Keep plugging away at the flight sim - it's useful. I used to practice stuff with Flight Sim and a B767 add-on (PIC767 I think). Years later, I got assigned the B767 in training at a major US airline. Training was pretty easy since I had spent hundreds of hours in front of that panel.

It seems people who have the most trouble in airline training programs are those who flew mostly VFR - even though their stick and rudder skills were awesome, they had lost their instrument scan. I'm talking people like cropdusters or people flying in the Southwest US where it's always clear and million.

Julien said...

Well said Aviatrix. For the record, I am also the proud owner of an antiquated 8" floppy disk. It's like a 5 1/4" disk, just a lot more floppier.

And you could buy single-sided 5 1/4" disks, which were cheaper than double-sided ones, punch a hole in the appropriate spot and very often use the side you didn't pay for.

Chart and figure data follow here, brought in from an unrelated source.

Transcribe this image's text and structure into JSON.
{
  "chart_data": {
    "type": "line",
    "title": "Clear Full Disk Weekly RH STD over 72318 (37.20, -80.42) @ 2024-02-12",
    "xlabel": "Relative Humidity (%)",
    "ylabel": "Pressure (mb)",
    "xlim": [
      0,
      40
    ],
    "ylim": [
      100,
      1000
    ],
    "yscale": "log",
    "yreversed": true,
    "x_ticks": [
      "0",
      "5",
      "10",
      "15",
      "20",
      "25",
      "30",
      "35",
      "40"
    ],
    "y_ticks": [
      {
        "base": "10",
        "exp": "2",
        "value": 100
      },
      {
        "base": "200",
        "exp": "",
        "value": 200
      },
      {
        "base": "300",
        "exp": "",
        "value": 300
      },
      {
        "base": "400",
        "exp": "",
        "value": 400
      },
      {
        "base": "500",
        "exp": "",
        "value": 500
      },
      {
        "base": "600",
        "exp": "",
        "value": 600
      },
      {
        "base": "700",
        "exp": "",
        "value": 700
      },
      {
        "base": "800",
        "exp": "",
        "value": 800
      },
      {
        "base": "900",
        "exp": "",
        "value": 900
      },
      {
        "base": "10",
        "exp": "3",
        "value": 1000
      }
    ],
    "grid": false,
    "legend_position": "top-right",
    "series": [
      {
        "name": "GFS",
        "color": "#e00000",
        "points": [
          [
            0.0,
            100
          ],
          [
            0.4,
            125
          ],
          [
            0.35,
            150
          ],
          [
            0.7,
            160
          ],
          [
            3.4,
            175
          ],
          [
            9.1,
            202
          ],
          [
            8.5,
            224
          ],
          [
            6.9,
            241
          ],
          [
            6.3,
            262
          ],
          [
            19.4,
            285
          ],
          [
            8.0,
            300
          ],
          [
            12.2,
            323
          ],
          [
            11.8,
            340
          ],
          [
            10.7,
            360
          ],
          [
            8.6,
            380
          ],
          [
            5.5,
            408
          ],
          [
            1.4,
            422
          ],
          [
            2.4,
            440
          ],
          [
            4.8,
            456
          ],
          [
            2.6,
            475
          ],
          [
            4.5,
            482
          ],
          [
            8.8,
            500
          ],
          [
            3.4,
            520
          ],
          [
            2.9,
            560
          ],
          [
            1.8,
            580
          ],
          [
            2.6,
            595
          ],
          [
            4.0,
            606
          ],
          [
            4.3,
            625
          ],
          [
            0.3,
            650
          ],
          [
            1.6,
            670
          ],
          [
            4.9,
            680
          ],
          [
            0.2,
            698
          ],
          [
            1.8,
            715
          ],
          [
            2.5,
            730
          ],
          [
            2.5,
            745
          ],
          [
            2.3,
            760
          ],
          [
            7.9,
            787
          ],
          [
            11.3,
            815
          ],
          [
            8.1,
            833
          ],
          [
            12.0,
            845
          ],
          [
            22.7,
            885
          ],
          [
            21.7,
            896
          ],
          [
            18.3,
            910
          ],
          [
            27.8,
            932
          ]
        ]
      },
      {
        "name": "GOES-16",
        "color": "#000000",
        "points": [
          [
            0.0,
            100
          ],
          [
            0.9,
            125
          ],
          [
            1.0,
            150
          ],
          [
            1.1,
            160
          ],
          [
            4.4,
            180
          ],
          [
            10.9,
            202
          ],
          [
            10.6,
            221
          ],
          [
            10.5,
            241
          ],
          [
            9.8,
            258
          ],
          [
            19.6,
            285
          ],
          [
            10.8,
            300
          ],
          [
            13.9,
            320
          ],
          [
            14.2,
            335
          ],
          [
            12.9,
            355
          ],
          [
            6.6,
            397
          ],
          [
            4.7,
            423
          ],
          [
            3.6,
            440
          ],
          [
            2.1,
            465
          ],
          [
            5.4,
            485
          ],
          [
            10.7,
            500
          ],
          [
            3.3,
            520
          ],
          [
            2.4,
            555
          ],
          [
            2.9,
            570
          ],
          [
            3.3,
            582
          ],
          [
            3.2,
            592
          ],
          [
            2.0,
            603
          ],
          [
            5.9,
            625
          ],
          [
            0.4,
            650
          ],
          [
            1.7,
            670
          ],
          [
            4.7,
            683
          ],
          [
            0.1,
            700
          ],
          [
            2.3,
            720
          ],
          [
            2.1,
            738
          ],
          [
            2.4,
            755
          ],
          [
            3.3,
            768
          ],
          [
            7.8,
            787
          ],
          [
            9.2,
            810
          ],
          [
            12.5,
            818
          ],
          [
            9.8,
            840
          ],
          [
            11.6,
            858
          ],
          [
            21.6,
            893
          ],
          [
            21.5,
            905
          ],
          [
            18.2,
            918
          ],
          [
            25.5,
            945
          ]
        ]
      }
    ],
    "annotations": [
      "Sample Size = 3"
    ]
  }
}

And don't get me started on the coolness of "fast loader" software for increasing the speed of loading games from tapes on my Commodore 64. Simply magical.

townmouse said...

oh yes, tapes... I can still remember the 'song' of our BBC B loading games from tapes. And even a couple of years ago, I used to know just from the noise whether a modem was going to connect or not.

Hamish said...

Floppies, pffftt!! My first portable(ish) disk was a 19" (yes!) DEC RK-05 that held an absolutely marvelous 2.5MB. It was inserted into a rack-mounted housing; all of the Edition 6 Unix OS I used back then could fit on it.

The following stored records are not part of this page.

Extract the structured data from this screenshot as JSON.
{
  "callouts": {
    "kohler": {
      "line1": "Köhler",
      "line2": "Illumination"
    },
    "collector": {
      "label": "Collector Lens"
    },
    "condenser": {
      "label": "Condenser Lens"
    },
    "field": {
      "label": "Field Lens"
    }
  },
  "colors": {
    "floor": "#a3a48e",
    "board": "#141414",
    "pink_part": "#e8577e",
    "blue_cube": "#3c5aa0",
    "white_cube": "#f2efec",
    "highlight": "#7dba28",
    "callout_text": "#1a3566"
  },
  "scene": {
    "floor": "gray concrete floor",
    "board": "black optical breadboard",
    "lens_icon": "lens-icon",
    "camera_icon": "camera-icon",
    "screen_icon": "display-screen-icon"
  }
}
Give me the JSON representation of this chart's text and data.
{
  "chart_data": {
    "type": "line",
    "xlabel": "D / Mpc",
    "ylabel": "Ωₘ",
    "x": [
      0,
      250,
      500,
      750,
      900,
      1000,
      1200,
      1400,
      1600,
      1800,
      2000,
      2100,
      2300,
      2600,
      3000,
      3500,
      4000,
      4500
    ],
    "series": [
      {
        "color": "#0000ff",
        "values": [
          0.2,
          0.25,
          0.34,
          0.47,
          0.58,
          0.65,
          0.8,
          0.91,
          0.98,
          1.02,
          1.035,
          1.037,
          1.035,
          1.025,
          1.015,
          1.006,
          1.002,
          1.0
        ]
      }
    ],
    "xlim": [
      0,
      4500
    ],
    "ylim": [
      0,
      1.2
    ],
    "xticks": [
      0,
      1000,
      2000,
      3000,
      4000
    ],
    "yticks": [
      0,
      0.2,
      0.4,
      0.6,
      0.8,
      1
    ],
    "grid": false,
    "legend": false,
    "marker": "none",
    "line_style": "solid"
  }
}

But no, I never get nostalgic for what I still think of as the bad old days — my iPhone has more power and storage than any of the computers I used back then, and I like it that way. Onward and ever upward!

Aviatrix said...

Update: I've been promised a "barely used" copy of MSFS 2004 delivered on Friday. Presumably it won't be on 8" floppies.

CeridianMN said...

In the Navy I got to work on a system which used a set of buttons for loading the program from massive sized 8k (I think) hard discs. The buttons consisted of an array of 8 sets of 3 I think. (It has been awhile.) The load was done by inputting various octal codes in in the right order. (The buttons were lights with two states, on and off.) At first I memorized the sequence, later I learned what it all meant.

On the more personal front, I do remember the first time I used a 9600 baud modem and feeling like it sounded faster during the connection handshake than our old 1200 & 2400 baud ones.

Julien said...

@CeridianMN: Would that be a PDP-11 by any chance? The row of coloured octal switches can be seen at the bottom of the photo on the Wikipedia article.

Anonymous said...

5 1/4" floppys were disk-ETTES. Disks were huge.